The Fog Remake Turns Twenty: Still as Clear as Fog
Ah yes, The Fog remake. The film that drifts into your mind every few years like a misty, unwelcome memory and then thankfully vanishes again. It has been twenty years since Rupert Wainwright’s 2005 The Fog rolled into cinemas and straight off a cliff of mediocrity. The film was supposed to be a chilling reimagining of John Carpenter’s beloved 1980 ghost story, but instead it ended up being the cinematic equivalent of breathing through a damp sock.
Let us not forget that Carpenter’s The Fog is a thing of eerie beauty. Made on a shoestring budget, it conjured spectral sailors, creeping dread, and a ghostly atmosphere so thick you could practically feel it pressing against your neck. It was a gothic campfire story come to life, with Adrienne Barbeau’s velvet voice guiding us through a world where the sins of the past refused to stay buried. It is one of those perfect storm movies — literally — with Carpenter’s signature synthesizer score echoing like the wail of a ghostly ship’s horn.

Then, in 2005, someone at Revolution Studios decided to take this masterpiece and update it for the Smallville generation.
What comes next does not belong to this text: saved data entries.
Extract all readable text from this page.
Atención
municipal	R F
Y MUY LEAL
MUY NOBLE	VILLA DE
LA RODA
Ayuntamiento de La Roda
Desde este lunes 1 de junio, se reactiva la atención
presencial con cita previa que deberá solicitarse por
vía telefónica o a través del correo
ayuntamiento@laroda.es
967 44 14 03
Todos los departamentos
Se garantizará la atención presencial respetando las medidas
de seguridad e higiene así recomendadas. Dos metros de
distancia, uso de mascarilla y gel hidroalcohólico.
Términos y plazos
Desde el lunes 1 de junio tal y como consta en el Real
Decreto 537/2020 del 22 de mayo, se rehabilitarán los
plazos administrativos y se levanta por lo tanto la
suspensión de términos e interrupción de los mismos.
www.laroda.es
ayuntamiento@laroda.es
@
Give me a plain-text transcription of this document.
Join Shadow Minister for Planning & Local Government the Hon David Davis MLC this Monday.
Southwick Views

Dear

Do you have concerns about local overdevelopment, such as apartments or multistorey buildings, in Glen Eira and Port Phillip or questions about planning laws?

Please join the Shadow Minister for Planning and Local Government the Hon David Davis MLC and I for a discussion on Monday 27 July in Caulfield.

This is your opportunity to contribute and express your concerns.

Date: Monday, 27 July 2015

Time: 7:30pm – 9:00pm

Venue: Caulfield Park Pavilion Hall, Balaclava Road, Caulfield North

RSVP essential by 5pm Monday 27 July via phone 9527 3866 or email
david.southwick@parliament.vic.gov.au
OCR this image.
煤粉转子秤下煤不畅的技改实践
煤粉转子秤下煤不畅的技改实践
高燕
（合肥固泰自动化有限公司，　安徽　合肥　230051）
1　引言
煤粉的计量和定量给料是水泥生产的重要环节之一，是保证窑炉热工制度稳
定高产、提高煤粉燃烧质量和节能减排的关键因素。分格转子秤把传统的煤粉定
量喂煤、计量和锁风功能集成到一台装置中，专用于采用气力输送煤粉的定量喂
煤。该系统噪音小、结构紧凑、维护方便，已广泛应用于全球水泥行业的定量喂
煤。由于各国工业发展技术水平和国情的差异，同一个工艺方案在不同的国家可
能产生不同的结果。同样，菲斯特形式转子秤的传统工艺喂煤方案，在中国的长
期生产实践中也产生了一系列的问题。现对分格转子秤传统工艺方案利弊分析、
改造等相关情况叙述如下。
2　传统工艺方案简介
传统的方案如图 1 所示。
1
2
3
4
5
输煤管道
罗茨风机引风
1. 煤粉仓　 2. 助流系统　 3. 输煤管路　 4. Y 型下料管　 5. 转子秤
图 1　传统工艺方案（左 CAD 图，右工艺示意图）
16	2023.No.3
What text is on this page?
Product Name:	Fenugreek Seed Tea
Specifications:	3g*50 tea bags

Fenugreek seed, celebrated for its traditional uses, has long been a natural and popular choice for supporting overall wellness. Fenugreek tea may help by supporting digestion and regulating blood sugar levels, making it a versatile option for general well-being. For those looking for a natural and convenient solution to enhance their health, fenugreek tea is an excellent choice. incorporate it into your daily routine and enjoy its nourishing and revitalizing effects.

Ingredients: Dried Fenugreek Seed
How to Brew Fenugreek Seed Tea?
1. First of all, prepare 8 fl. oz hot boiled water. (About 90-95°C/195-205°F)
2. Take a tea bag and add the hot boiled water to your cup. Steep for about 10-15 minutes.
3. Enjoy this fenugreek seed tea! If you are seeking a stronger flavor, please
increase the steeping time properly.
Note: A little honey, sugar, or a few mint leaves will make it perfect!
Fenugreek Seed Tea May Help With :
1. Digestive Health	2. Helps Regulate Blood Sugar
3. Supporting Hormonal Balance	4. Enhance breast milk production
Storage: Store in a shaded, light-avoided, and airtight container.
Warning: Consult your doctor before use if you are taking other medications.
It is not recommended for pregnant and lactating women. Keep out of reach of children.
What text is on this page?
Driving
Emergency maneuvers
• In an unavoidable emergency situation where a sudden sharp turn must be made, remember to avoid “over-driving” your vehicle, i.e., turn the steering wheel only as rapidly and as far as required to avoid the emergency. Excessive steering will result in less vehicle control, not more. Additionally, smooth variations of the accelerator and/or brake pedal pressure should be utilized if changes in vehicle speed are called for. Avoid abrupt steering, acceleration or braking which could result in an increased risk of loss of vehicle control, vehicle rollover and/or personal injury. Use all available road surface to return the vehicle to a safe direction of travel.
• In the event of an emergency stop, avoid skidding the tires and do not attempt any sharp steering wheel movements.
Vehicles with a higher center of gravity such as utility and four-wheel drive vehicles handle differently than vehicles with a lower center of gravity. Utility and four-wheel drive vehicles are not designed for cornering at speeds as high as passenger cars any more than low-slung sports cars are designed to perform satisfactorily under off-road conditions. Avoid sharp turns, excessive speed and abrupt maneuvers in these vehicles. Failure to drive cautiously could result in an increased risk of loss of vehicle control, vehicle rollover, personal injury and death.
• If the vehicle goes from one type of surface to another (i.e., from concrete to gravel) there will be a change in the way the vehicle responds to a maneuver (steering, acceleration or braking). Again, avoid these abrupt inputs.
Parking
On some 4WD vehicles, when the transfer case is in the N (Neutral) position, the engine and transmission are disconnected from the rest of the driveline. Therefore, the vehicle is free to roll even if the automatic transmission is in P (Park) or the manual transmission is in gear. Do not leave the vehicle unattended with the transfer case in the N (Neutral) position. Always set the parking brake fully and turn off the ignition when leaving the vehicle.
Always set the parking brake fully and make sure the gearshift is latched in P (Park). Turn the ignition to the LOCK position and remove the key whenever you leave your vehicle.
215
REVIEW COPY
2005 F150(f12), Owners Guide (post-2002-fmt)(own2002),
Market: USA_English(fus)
Enter Tom Welling, fresh-faced from television and looking slightly confused to find himself surrounded by bad CGI. Alongside him were Selma Blair as a very bored radio DJ and Maggie Grace, who was presumably still trying to figure out why she was cast as a reincarnated ghost bride.
If Carpenter’s original was a delicate glass of fine wine, Wainwright’s version is the cheap bottle of cooking sherry you find behind your nan’s oven. The story remains roughly the same; a cursed seaside town haunted by the vengeful spirits of lepers wronged by its greedy founders, but everything that once dripped with tension is now coated in a thick layer of early 2000s cheese. The remake replaces slow-burning atmosphere with jump scares, subtle ghostly menace with video-game fog, and mystery with more flashbacks than a soap opera marathon.

To make matters worse, the film spends a suspicious amount of time trying to explain itself. Carpenter trusted audiences to fill in the gaps, letting the story breathe through implication and mood. Wainwright, on the other hand, treats us like goldfish with attention deficit disorder, spelling out every single detail with all the grace of a PowerPoint presentation.
It was also a strange era for horror. This was the decade when Hollywood decided every old fright flick needed a shiny makeover. Texas Chainsaw Massacre, The Amityville Horror, The Omen, When a Stranger Calls, if it had blood, someone was remaking it. Unfortunately, The Fog fell squarely into the “we did it because we could” category.
Now, the film is not without its trivia. It did, for example, feature early visual effects that somehow managed to look worse than the practical fog machines Carpenter used twenty-five years earlier. The production shot in Canada, but the geography of Antonio Bay feels more like a confused Google Earth result than a coastal town. And fun fact, Carpenter and his longtime collaborator Debra Hill were producers on the remake. Though if you ever saw their interviews afterward, you could tell they would rather have been producing dental surgery.

Even the soundtrack is peak 2000s. Instead of Carpenter’s chilling synths, we get Fall Out Boy and other pop-punk hits that make you wonder if the vengeful ghosts were just mad because they were trapped in a Hot Topic.
But what really sinks this ship is the utter lack of personality. Welling’s Nick Castle (named after the actor who once played Michael Myers, which feels cruel in hindsight) is about as expressive as a damp sponge. Selma Blair’s Stevie Wayne, originally a sultry radio siren played by Adrienne Barbeau, spends most of the film looking like she wants to file for union representation. And when your ghostly Captain Blake looks more like an unrendered PlayStation character than a centuries-old phantom, the terror tends to fade quickly.
Even the ending, which should have been a grand spectral showdown, fizzles into nonsense. Without spoiling too much, it involves reincarnation, ghost romance, and about fifty unanswered questions. Somewhere, John Carpenter probably sighed so hard a weather system formed over Los Angeles.
So what have we learned twenty years later? For one, atmosphere matters. Carpenter’s film is a masterclass in how to terrify with suggestion — unseen shapes in the mist, church bells ringing in the distance, and the slow dread of knowing that something is coming for you. The remake takes that tension and trades it for bad dialogue, weird love triangles, and fog that looks suspiciously like a malfunctioning smoke machine at a middle school disco.

If you ever find yourself tempted to rewatch the 2005 version, perhaps to see if it really is as bad as you remember, let me save you the trouble: it is. The film remains a murky reminder of a time when Hollywood remade anything with a pulse and a poster. But hey, at least it gave us something to laugh about, and a renewed appreciation for how good Carpenter really was at making something so simple so scary.
Happy twentieth birthday, The Fog remake. You were foggy then, you are foggy now, and somehow you have only grown dimmer with age.